Sin embargo, la idea había hecho vibrar alguna cuerda dormida en su interior. Hacía años que no veía a Caroline. Ella y John habían dejado de visitarla, pues el rancho se encontraba a tres horas de coche hacia el noreste de Los Angeles, y John detestaba hacer aquel viaje. Él, además, no era hombre de andar a caballo; en cambio, Samantha era una elegante amazona. Lo había sido desde niña.
—No estoy segura de que quiera recibirme. No sé, Charlie, es una idea descabellada. ¿Por qué no me dejáis terminar mi trabajo tranquila?
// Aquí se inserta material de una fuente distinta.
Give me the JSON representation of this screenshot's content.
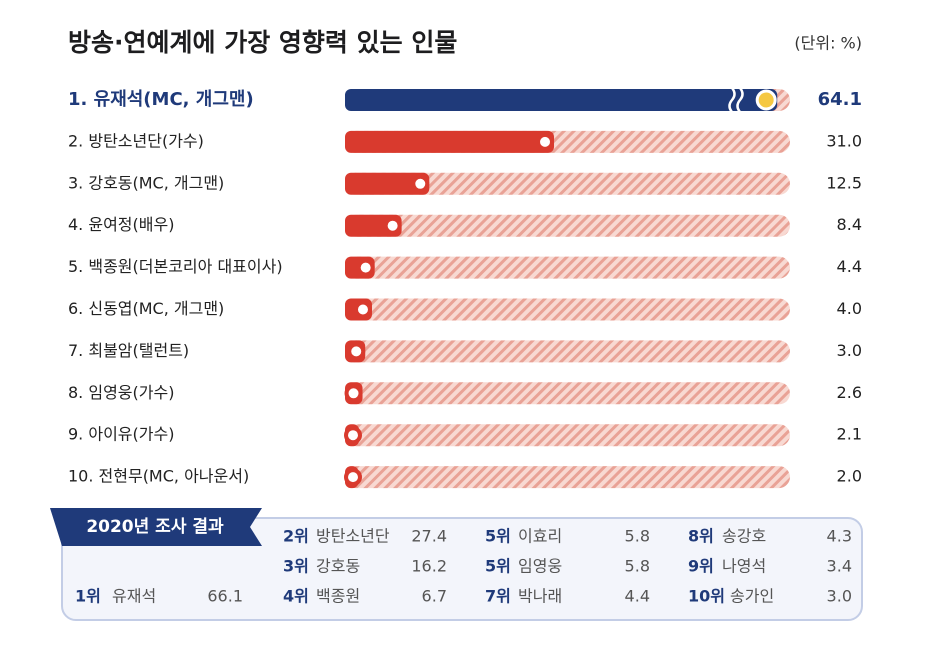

—Porque te queremos, y vas a destruirte si sigues viviendo así.
—No, eso no ocurrirá —le replicó ella, sonriéndole desafiante, y Charlie meneó lentamente la cabeza.
—No importa lo que me digas ahora, Sam. Es Harvey quien tomó la decisión.
—¿Qué decisión?
—La de darte una licencia.
—Entonces, ¿es definitivo?
De nuevo Samantha puso cara de sorpresa y de nuevo él asintió con la cabeza.
—A partir de hoy. Tres meses y medio de permiso, que puedes extender a seis meses, si así lo deseas.
—¿Y no perderé el puesto?
—No.
Con toda parsimonia, Charlie extrajo una carta del bolsillo y se la dio a leer a Samantha. Era de Harvey y le garantizaba el empleo aun cuando resolviera tomarse los seis meses. Se trataba de algo insólito en el medio, pero, tal como lo había expresado Harvey, Samantha Taylor era «una chica realmente extraordinaria». Sam levantó tristemente la cabeza hacia él.
—¿Quieres decir que estoy de licencia a partir de hoy? —inquirió con labios temblorosos.
—Eso es exactamente lo que quiere decir, señora. A partir de hoy está usted de vacaciones. ¡Diablos, ojalá yo pudiera decir lo mismo!
—¡Oh, Dios mío! —Sam se hundió en una butaca y se cubrió la cara con las manos—. ¿Qué voy a hacer ahora, Charlie?
Él le puso afectuosamente la mano en el hombro.
—Haz lo que te dije, querida. Telefonea a tu vieja amiga del rancho.
Era una sugerencia descabellada, pero después de que Charlie se hubo ido, comenzó a meditar lo que debería hacer. Cuando se acostó, aún se encontraba conmocionada. Durante los tres meses y medio siguientes, no tendría que ir a trabajar. No tenía ningún sitio adónde ir, nada que hacer, nada que deseara ver y nadie con quien compartirlo. Por primera vez en su vida adulta, se encontraba absolutamente sin ningún plan definido por delante. Entonces, obedeciendo a un súbito impulso, extendió la mano en busca de su agenda, decidida a seguir el consejo de Charlie.
La voz ligeramente cascada de Caroline Lord respondió a la segunda llamada del timbre del teléfono. Siguió una extensa explicación por parte de Sam, atentos silencios por parte de Caroline mientras ella hablaba, y luego un extraño y angustioso sollozo, cuando Samantha no pudo contenerse más. Seguidamente, pudo comprobar que había recurrido a una auténtica amiga. Aquella mujer de edad la había escuchado, la había escuchado realmente. Luego supo confortarla como hacía años que nadie lo había hecho con ella. Y cuando Sam colgó al cabo de media hora, se quedó con la vista fija en el pabellón de la cama, preguntándose si, después de todo, no estaría verdaderamente volviéndose loca. Acababa de prometer que viajaría a California a la tarde siguiente.